Well, we got the theory down, so, now what? Well, since meaning is relational, and we are relational beings, we need to practice being aware of the relationships that affect our meaning-making. With that awareness (and all types of awareness) comes the opportunity to make more intentional choices. It all adds up to the freedom (responsibility?) of being intentional with how we create meaning in our lives. That’s incredible! But let’s break it down for a moment. Let’s say you practice following a religion. You have (perhaps not intentionally, but still) chosen to ascribe a great deal of meaning to that religion’s chosen sacred texts, you perhaps ascribe importance to mythical figures within that religious context, and you likely commit some amount of time in your daily/weekly schedule to engage with concepts that are defined as important in that religion, maybe in an organized setting like a religious service or ceremony. All these super meaningful things to you don’t mean anything at all to your neighbor who is agnostic and spends money each month for a personalized horoscope and derives a great deal of meaning from that. And your other neighbor is a research scientist and thinks you’re a religious nut and the other neighbor is getting swindled by a phony psychic because this neighbor is far too clever for any of that and just follows what science tells them and generates meaning off of research. We can pick any topic and the point remains that different people get a great deal of meaning from very different sources. And every single one of these sources of meaning in our life is susceptible to our own personal biases, our brain’s cognitive biases, and intentional manipulation by large institutions. So, we need to be aware of where we get our meaning from, why we derive meaning from that specifically, and how that meaning gets changed and shifted based on our relationship to that source of meaning. That’s a lot. Like, just common cognitive biases by themself are crazy hard to stay aware of on a day-to-day basis. So I’m not pretending that saying be aware of meaning-making is an easy process or a singular event. It is a ton of work and it is ongoing and forever changing, evolving, and adapting given our life circumstances.

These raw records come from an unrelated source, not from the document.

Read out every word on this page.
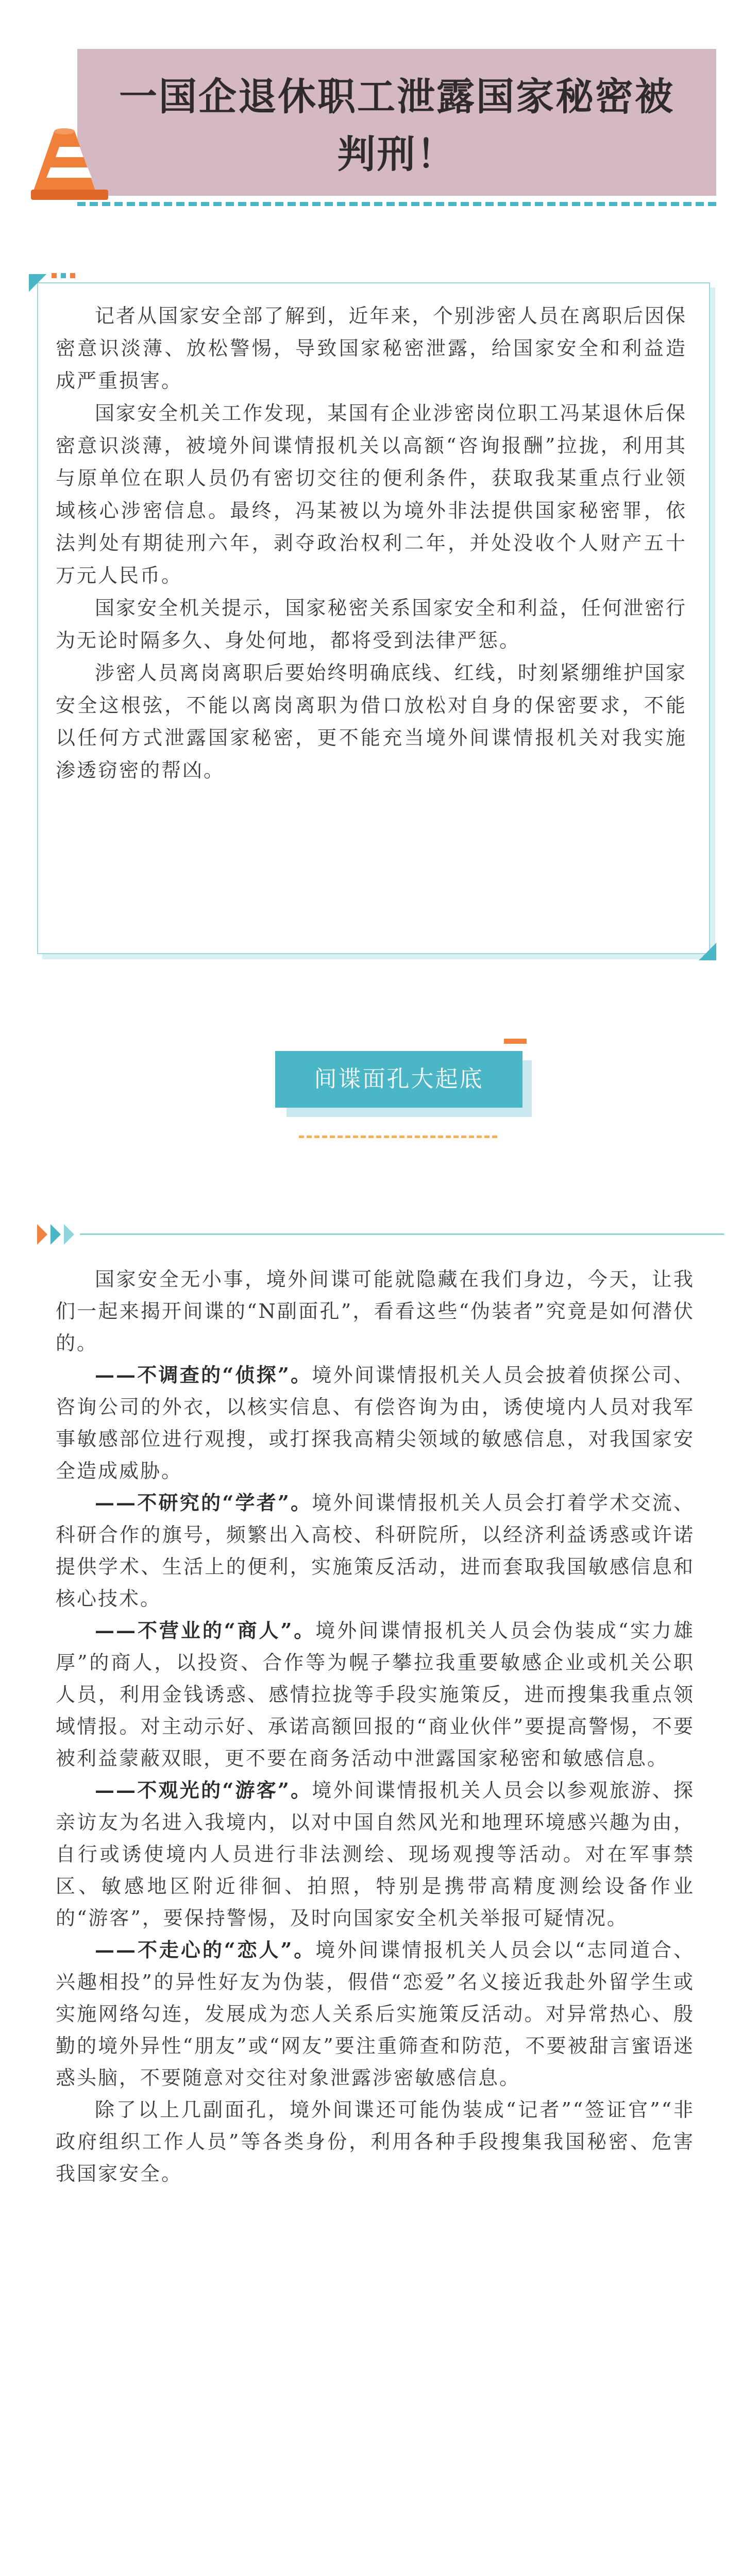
一国企退休职工泄露国家秘密被判刑！

记者从国家安全部了解到，近年来，个别涉密人员在离职后因保密意识淡薄、放松警惕，导致国家秘密泄露，给国家安全和利益造成严重损害。

国家安全机关工作发现，某国有企业涉密岗位职工冯某退休后保密意识淡薄，被境外间谍情报机关以高额“咨询报酬”拉拢，利用其与原单位在职人员仍有密切交往的便利条件，获取我某重点行业领域核心涉密信息。最终，冯某被以为境外非法提供国家秘密罪，依法判处有期徒刑六年，剥夺政治权利二年，并处没收个人财产五十万元人民币。

国家安全机关提示，国家秘密关系国家安全和利益，任何泄密行为无论时隔多久、身处何地，都将受到法律严惩。

涉密人员离岗离职后要始终明确底线、红线，时刻紧绷维护国家安全这根弦，不能以离岗离职为借口放松对自身的保密要求，不能以任何方式泄露国家秘密，更不能充当境外间谍情报机关对我实施渗透窃密的帮凶。

间谍面孔大起底

国家安全无小事，境外间谍可能就隐藏在我们身边，今天，让我们一起来揭开间谍的“N副面孔”，看看这些“伪装者”究竟是如何潜伏的。

——不调查的“侦探”。境外间谍情报机关人员会披着侦探公司、咨询公司的外衣，以核实信息、有偿咨询为由，诱使境内人员对我军事敏感部位进行观搜，或打探我高精尖领域的敏感信息，对我国家安全造成威胁。

——不研究的“学者”。境外间谍情报机关人员会打着学术交流、科研合作的旗号，频繁出入高校、科研院所，以经济利益诱惑或许诺提供学术、生活上的便利，实施策反活动，进而套取我国敏感信息和核心技术。

——不营业的“商人”。境外间谍情报机关人员会伪装成“实力雄厚”的商人，以投资、合作等为幌子攀拉我重要敏感企业或机关公职人员，利用金钱诱惑、感情拉拢等手段实施策反，进而搜集我重点领域情报。对主动示好、承诺高额回报的“商业伙伴”要提高警惕，不要被利益蒙蔽双眼，更不要在商务活动中泄露国家秘密和敏感信息。

——不观光的“游客”。境外间谍情报机关人员会以参观旅游、探亲访友为名进入我境内，以对中国自然风光和地理环境感兴趣为由，自行或诱使境内人员进行非法测绘、现场观搜等活动。对在军事禁区、敏感地区附近徘徊、拍照，特别是携带高精度测绘设备作业的“游客”，要保持警惕，及时向国家安全机关举报可疑情况。

——不走心的“恋人”。境外间谍情报机关人员会以“志同道合、兴趣相投”的异性好友为伪装，假借“恋爱”名义接近我赴外留学生或实施网络勾连，发展成为恋人关系后实施策反活动。对异常热心、殷勤的境外异性“朋友”或“网友”要注重筛查和防范，不要被甜言蜜语迷惑头脑，不要随意对交往对象泄露涉密敏感信息。

除了以上几副面孔，境外间谍还可能伪装成“记者”“签证官”“非政府组织工作人员”等各类身份，利用各种手段搜集我国秘密、危害我国家安全。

And yet. I can’t overstate how freeing, how empowering, and how wonderful it is to put in the work of gaining this awareness, because once we get better at acknowledging our own meaning-making process, we can start to build some control over how to be intentional in creating meaning in our life. Other therapy figures might talk about dreaming, building a future, love-maps, manifestation, but all those fancy-pants words lead back to this idea that we can be intentional in generating meaning in our life. If we often refer to our partner as “the ol’ ball-and-chain” then that becomes part of the story in our brain about how we assign meaning to our relationship. If we routinely practice gratitude for our partner then the focus in our head shifts quite a bit to create healthier meaning in our life related to our partner. I talk pretty openly in couples therapy about my own marriage, and in that habit will find myself continually praising my wife and being thankful for the way she is. By doing this, I cultivate a positive reaction to her without her having to do anything at all, it’s merely meaning I make important in my own mind. And therein lies the power, all the vast potential benefits of being intentional in how we create meaning. The benefits of this then can grow exponentially when we have healthy relationships that allow for and cultivate joint meaning-making. What a powerful tool for couples to communicate about a topic and generate importance in their life together! Both of you put a lot of stock in raising healthy children? Both of you think of your puppy as the most important creature in the universe? Both of you think watching The Bachelorette every Monday night is the height of civilization? Whatever you might ascribe meaning to, creating time and space for that thing to be special for both of you creates a closeness and connectedness that is hard to top. That process, especially when done collaboratively and intentionally, can be expansive in the connections we feel with another human being. It’s crazy.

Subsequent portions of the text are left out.